Alguien activó un reproductor de música en lo alto de un edificio. Quizá fuese su última voluntad antes de morir. Las notas de una composición cuyo origen nadie sabría precisar arrancaron ecos gemebundos de las torres de cemento:
Separar la tierra palpitante
Flotar en la tiniebla en busca de raigambre
En la edad lisonjera en que es sueño la vida,
Cuando sin rumbo navegas en busca de tu nombre,
El fantasma seductor se pregunta
Si aquel dios era un demonio o era un hombre.
Una pared se vino abajo. El sonido desapareció y sólo quedaron las imágenes.
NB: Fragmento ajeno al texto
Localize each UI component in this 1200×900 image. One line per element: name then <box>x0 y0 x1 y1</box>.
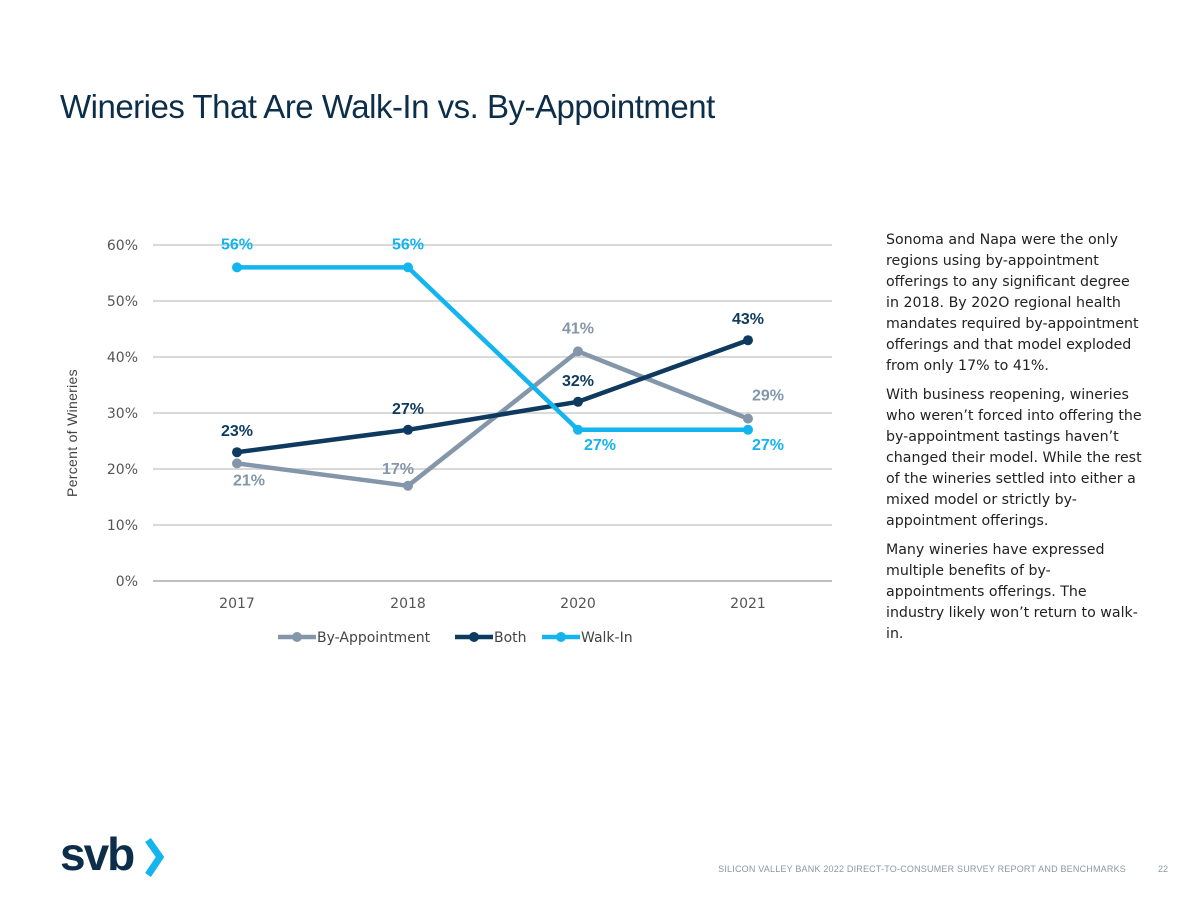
legend-marker <box>469 632 479 642</box>
series-line-walk-in <box>237 265 748 433</box>
x-tick-label: 2020 <box>560 596 596 612</box>
data-point <box>403 262 413 273</box>
commentary-paragraph: With business reopening, wineries who we… <box>886 387 1142 529</box>
legend-label: Walk-In <box>581 630 633 646</box>
data-point <box>743 335 753 346</box>
commentary-paragraph: Sonoma and Napa were the only regions us… <box>886 232 1139 374</box>
y-tick-label: 0% <box>116 574 138 590</box>
series-line-by-appointment <box>236 349 749 489</box>
data-label: 27% <box>752 437 784 454</box>
data-label: 43% <box>732 311 764 328</box>
y-tick-label: 30% <box>107 406 138 422</box>
data-point <box>573 424 583 435</box>
legend-label: By-Appointment <box>317 630 431 646</box>
data-label: 29% <box>752 388 784 405</box>
legend-marker <box>556 632 566 642</box>
x-tick-label: 2017 <box>219 596 255 612</box>
data-label: 41% <box>562 320 594 337</box>
y-tick-label: 20% <box>107 462 138 478</box>
series-line-both <box>236 338 749 455</box>
data-point <box>743 413 753 424</box>
data-label: 32% <box>562 373 594 390</box>
data-label: 17% <box>382 461 414 478</box>
footer-text: SILICON VALLEY BANK 2022 DIRECT-TO-CONSU… <box>718 864 1126 874</box>
y-tick-label: 40% <box>107 350 138 366</box>
line-chart: 0% 10% 20% 30% 40% 50% 60% 2017 2018 2020 2021 21% 1… <box>107 236 832 646</box>
page-title: Wineries That Are Walk-In vs. By-Appoint… <box>60 88 715 125</box>
data-label: 27% <box>392 401 424 418</box>
svg-text:svb: svb <box>60 830 134 880</box>
svb-logo: svb <box>60 830 165 880</box>
data-label: 56% <box>392 236 424 253</box>
data-point <box>573 346 583 357</box>
data-label: 56% <box>221 236 253 253</box>
data-label: 27% <box>584 437 616 454</box>
data-point <box>403 424 413 435</box>
legend-label: Both <box>494 630 527 646</box>
data-label: 23% <box>221 423 253 440</box>
data-point <box>743 424 753 435</box>
y-tick-label: 50% <box>107 294 138 310</box>
data-point <box>232 447 242 458</box>
data-point <box>573 396 583 407</box>
y-tick-label: 10% <box>107 518 138 534</box>
commentary-paragraph: Many wineries have expressed multiple be… <box>886 542 1138 642</box>
data-point <box>232 262 242 273</box>
y-axis-label: Percent of Wineries <box>64 369 80 497</box>
x-tick-label: 2021 <box>730 596 766 612</box>
page-number: 22 <box>1158 864 1169 874</box>
legend-marker <box>292 632 302 642</box>
data-label: 21% <box>233 472 265 489</box>
x-tick-label: 2018 <box>390 596 426 612</box>
data-point <box>403 480 413 491</box>
y-tick-label: 60% <box>107 238 138 254</box>
commentary: Sonoma and Napa were the only regions us… <box>886 230 1146 653</box>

Películas en cámara lenta de tanques arrollando seres humanos, de niños cayendo de las azoteas, de EVs chocando contra los rascacielos, de personas desesperadas que no sabían qué hacer con sus últimos minutos de vida. De una esfera solar que se iba consumiendo a sí misma, envejeciendo a ojos vista, mutilándose, arrancándose lascas de luz con espantosa precisión e hiriendo con ellas lo que quedaba de cielo.
Palabras, dadme cuanto existió y existe.
Atmósfera del vacío, quimera de despojos,
Al templo placentero os guiaré sin ojos
A contemplar de lejos su morada,
El noble señorío de una aurora triste.
Valeris fue arrastrada por la marabunta. Manos anónimas le arrebataron el arma y la dispararon al azar contra otras manos. Cayó al suelo. Ruido. Gritos. Patadas. Pies. Pies por todas partes que le hacían daño, la cadena, la cadena que la unía al maletín se rompió y éste fue aplastado por la gente. Los vitales papeles fueron separados de ella, perdiéndose en la nada del todo, en la incoherente amalgama del caos.
Los preciosos cristales de datos se astillaron bajo las suelas de cientos de hombres y mujeres que suplicaban que alguien los sacase de aquel infierno. Una mujer histérica agarró el maletín. Valeris intentó quitárselo, pero sólo logró doblarse su propio brazo en una dilección opuesta a la que permitía el diseño de la articulación. Valeris chilló. Las gruesas venas de sus sienes se retorcían e hinchaban como si tuvieran vida propia.
La doctora se desgañitó para hacerse oír, para rescatar los tesoros que la turba descerebrada estaba destruyendo en su ciega carrera hacia ninguna parte; pero fue inútil. La mujer que le había quitado el maletín cayó aplastada por la masa y arañó el aire con las manos, como si se estuviera ahogando en un mar embravecido.
Valeris trató de avanzar contra corriente. Fue imposible. Nada habría podido navegar contra aquella masa, ni siquiera una nave-A.
Una mano que surgió de la nada la agarró por el cabello, tirando con fuerza hasta casi arrancarle la cabeza de cuajo. Las vértebras de su cuello gimieron. Esa mano sacó de allí a la doctora y la llevó a un lugar apartado de la muchedumbre, entre minúsculos pasitos y violentos empellones.
Valeris no se percató hasta mucho más tarde de que había sido la mano de Lina.
Cenicientas nubes que tronan el llanto
Del camino que jamás pisaré, victorias y derrotas.